Years ago one of my clients, a therapist herself, described her past experience with an analyst to me. At a regular point in their sessions the analyst would ask if she was "ready," close the curtains, place the couch cushions on the floor, and the two would engage in sexual intercourse.

"Why did you stop your 'work' with this man?" I asked.

"He raised his fees," she replied.

Sound shocking and unusual? It happens too often. Crimes committed like this and crimes brought to public attention, let alone specific persons prosecuted, are not exactly correlated. Calling it taboo just isn't enough.

The motives and desires of therapists, and I use the term broadly here to include social workers, psychiatrists, counselors and psychologists, are a marvel to behold. Credentials and licensing have little to do with guaranteeing the rights and protection of the consumer. Impressive credentials may be used to further the cause of psychological damage. Licensing procedures and restrictions are also designed to guarantee and protect the exclusivity and monopoly of member professionals. Therapists are businesspersons conducting a business to make money, which is too often hidden under the myth of care and concern for public welfare.

In my opinion the quality of therapy offered to the public is quite low. Too often people give therapists too much power. The fact of the matter is that therapists are just like everyone else . . . only more so.

Therapists like to think of themselves as being very important. They frequently like to pretend to be more than human.

Among therapists, Freud is generally regarded as the great father. And Freud subscribed to a high ideal that most human beings he had come across departed from most lamentably. As he states in "Psychoanalysis and Faith": "I have found little that is 'good' about human beings on the whole. In my experience most of them are trash . . ." Freud had a lot of influence.

Founders of specific schools of therapy have always surrounded themselves with ex-clients who have become disciples and colleagues. Sibling rivalry is ferocious.

An eminent psychiatrist spoke honestly this past spring during his keynote address at a conference when he said he wasn't sure whether he was healing souls or soling heels.

There are female therapists who sexually seduce female patients. There are male therapists who sexually seduce male patients. A psychiatrist pledges romantic love to his female patient and tells her that he will leave his wife for her. One patient after another.

There are depths to therapy, from problem-solving to values clarification. There are many well intentioned therapists with bad advice. They can make a bad situation worse and wreck a marriage.

Therapy is at times like marriage. Our unrealistic expectations about what it can provide are a lot like waiting for Godot. And yet, therapy can be so essential, so valuable.

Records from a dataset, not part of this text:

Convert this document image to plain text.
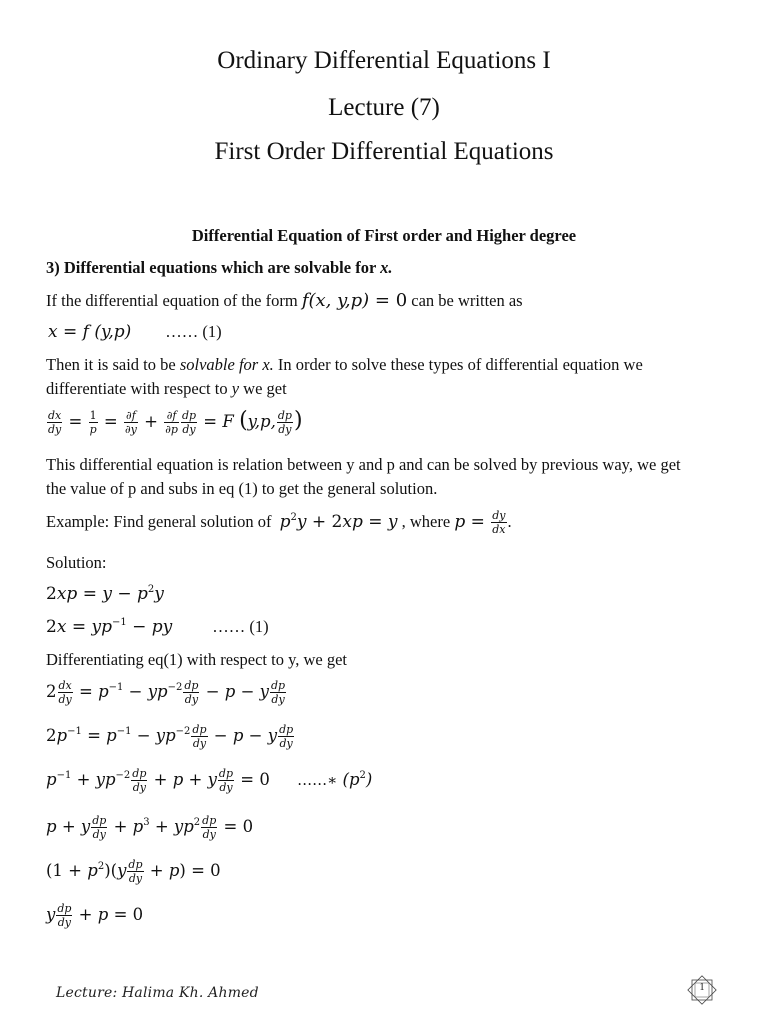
Ordinary Differential Equations I
Lecture (7)
First Order Differential Equations
Differential Equation of First order and Higher degree
3) Differential equations which are solvable for x.
If the differential equation of the form f(x, y,p) = 0 can be written as
x = f (y,p) …… (1)
Then it is said to be solvable for x. In order to solve these types of differential equation we
differentiate with respect to y we get
$\frac{dx}{dy} = \frac{1}{p} = \frac{\partial f}{\partial y} + \frac{\partial f}{\partial p} \frac{dp}{dy} = F$ (y,p, $\frac{dp}{dy}$ )
This differential equation is relation between y and p and can be solved by previous way, we get
the value of p and subs in eq (1) to get the general solution.
Example: Find general solution of $p^2y + 2xp = y$ , where $p = \frac{dy}{dx}$ .
Solution:
$2xp = y - p^2y$
$2x = yp^{-1}$ − py …… (1)
Differentiating eq(1) with respect to y, we get
$2 \frac{dx}{dy} = p^{-1} - yp^{-2} \frac{dp}{dy} - p - y \frac{dp}{dy}$
$2p^{-1} = p^{-1} - yp^{-2} \frac{dp}{dy} - p - y \frac{dp}{dy}$
$p^{-1} + yp^{-2} \frac{dp}{dy} + p + y \frac{dp}{dy} = 0$ ……∗ $(p^2)$
p + y $\frac{dp}{dy} + p^3 + yp^2 \frac{dp}{dy} = 0$
$(1 + p^2)(y \frac{dp}{dy} + p) = 0$
y $\frac{dp}{dy} + p = 0$
Lecture: Halima Kh. Ahmed	1
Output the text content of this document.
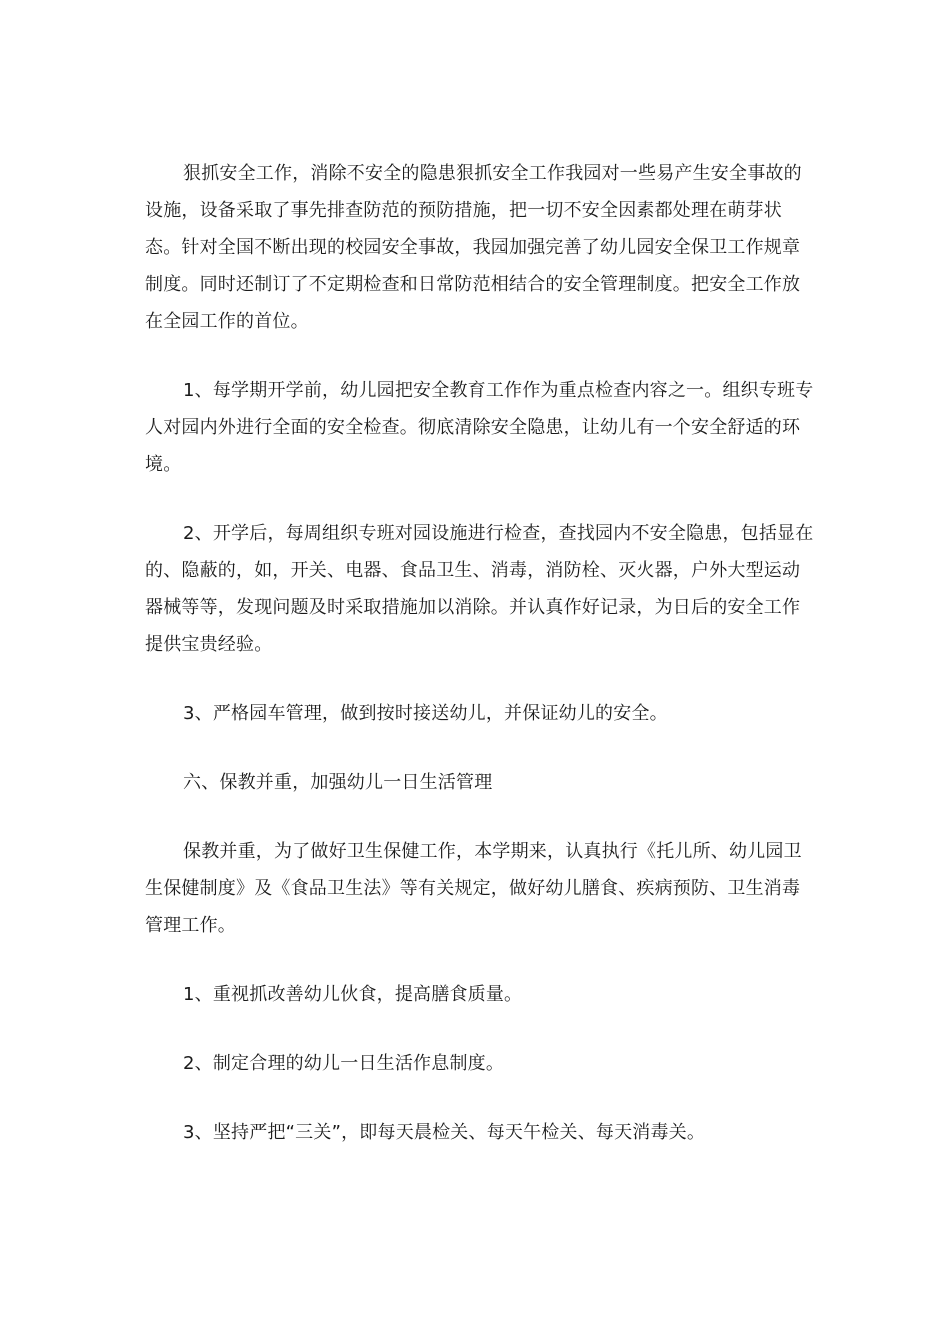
狠抓安全工作，消除不安全的隐患狠抓安全工作我园对一些易产生安全事故的设施，设备采取了事先排查防范的预防措施，把一切不安全因素都处理在萌芽状态。针对全国不断出现的校园安全事故，我园加强完善了幼儿园安全保卫工作规章制度。同时还制订了不定期检查和日常防范相结合的安全管理制度。把安全工作放在全园工作的首位。

1、每学期开学前，幼儿园把安全教育工作作为重点检查内容之一。组织专班专人对园内外进行全面的安全检查。彻底清除安全隐患，让幼儿有一个安全舒适的环境。

2、开学后，每周组织专班对园设施进行检查，查找园内不安全隐患，包括显在的、隐蔽的，如，开关、电器、食品卫生、消毒，消防栓、灭火器，户外大型运动器械等等，发现问题及时采取措施加以消除。并认真作好记录，为日后的安全工作提供宝贵经验。

3、严格园车管理，做到按时接送幼儿，并保证幼儿的安全。

六、保教并重，加强幼儿一日生活管理

保教并重，为了做好卫生保健工作，本学期来，认真执行《托儿所、幼儿园卫生保健制度》及《食品卫生法》等有关规定，做好幼儿膳食、疾病预防、卫生消毒管理工作。

1、重视抓改善幼儿伙食，提高膳食质量。

2、制定合理的幼儿一日生活作息制度。

3、坚持严把“三关”，即每天晨检关、每天午检关、每天消毒关。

I believe that when good therapy goes well, a person confronts four basic existential issues: death, freedom, isolation and meaning. Perhaps this is what Freud meant when he claimed to cure the miseries of the neurotic only to open him up to the normal misery of life. Therapists are people struggling with these problems too -- all of the time. Some have pathetic means of coping, others heroic.

It is at this point that I believe therapy and philosophy interface. Investigations concerning the origin of the moral imperative necessarily lead us to the "big picture." I think it is important to find out a bit about a therapist's weltanschauung, or world view.

The stigma of therapy comes from the perpetuation of the disease model mentality of its practitioners. This keeps away a lot of people in need. One way of coping with something a therapist doesn't understand is to label and categorize it. This eases the existential anxiety of not knowing. People who act as if they understand when they don't make me feel nervous. Too many therapists don't know that they don't know.

Perhaps therapy needs a warning alongside of its advertised joy, cure, increased self-esteem, integration, etc. Ernest Becker suggested in his Pulitzer Prize-winning book "Denial of Death" that the warning read: "Danger: real probability of the awakening of terror and dread, from which there is no turning back."

The facts are these: therapy can be an exercise in impotence. It can make you more confused, be a tremendous waste of time, energy and money, in addition to creating an opportunity lost. Therapy can be lousy for kids, aggravating to a marriage, abusive, humiliating and masochistic. You can be taken advantage of intellectually, emotionally and physically by completely legitimate therapists. You can be hypnotized, brainwashed and just plain deadened by the experience. All in the name of being for your own good.

Trying to find the right therapist can be like trying to locate the pronoun "I" in the center of your brain . . . There's no place like home. There's no place like home . . .

And a therapist can help a person discover tremendous courage and meaning in life.

The words of the Jewish scholar Heschel remind me of the true task of therapy: to comfort the troubled and trouble the comfortable.

Good therapy for comfortable therapists ought to be troubling them.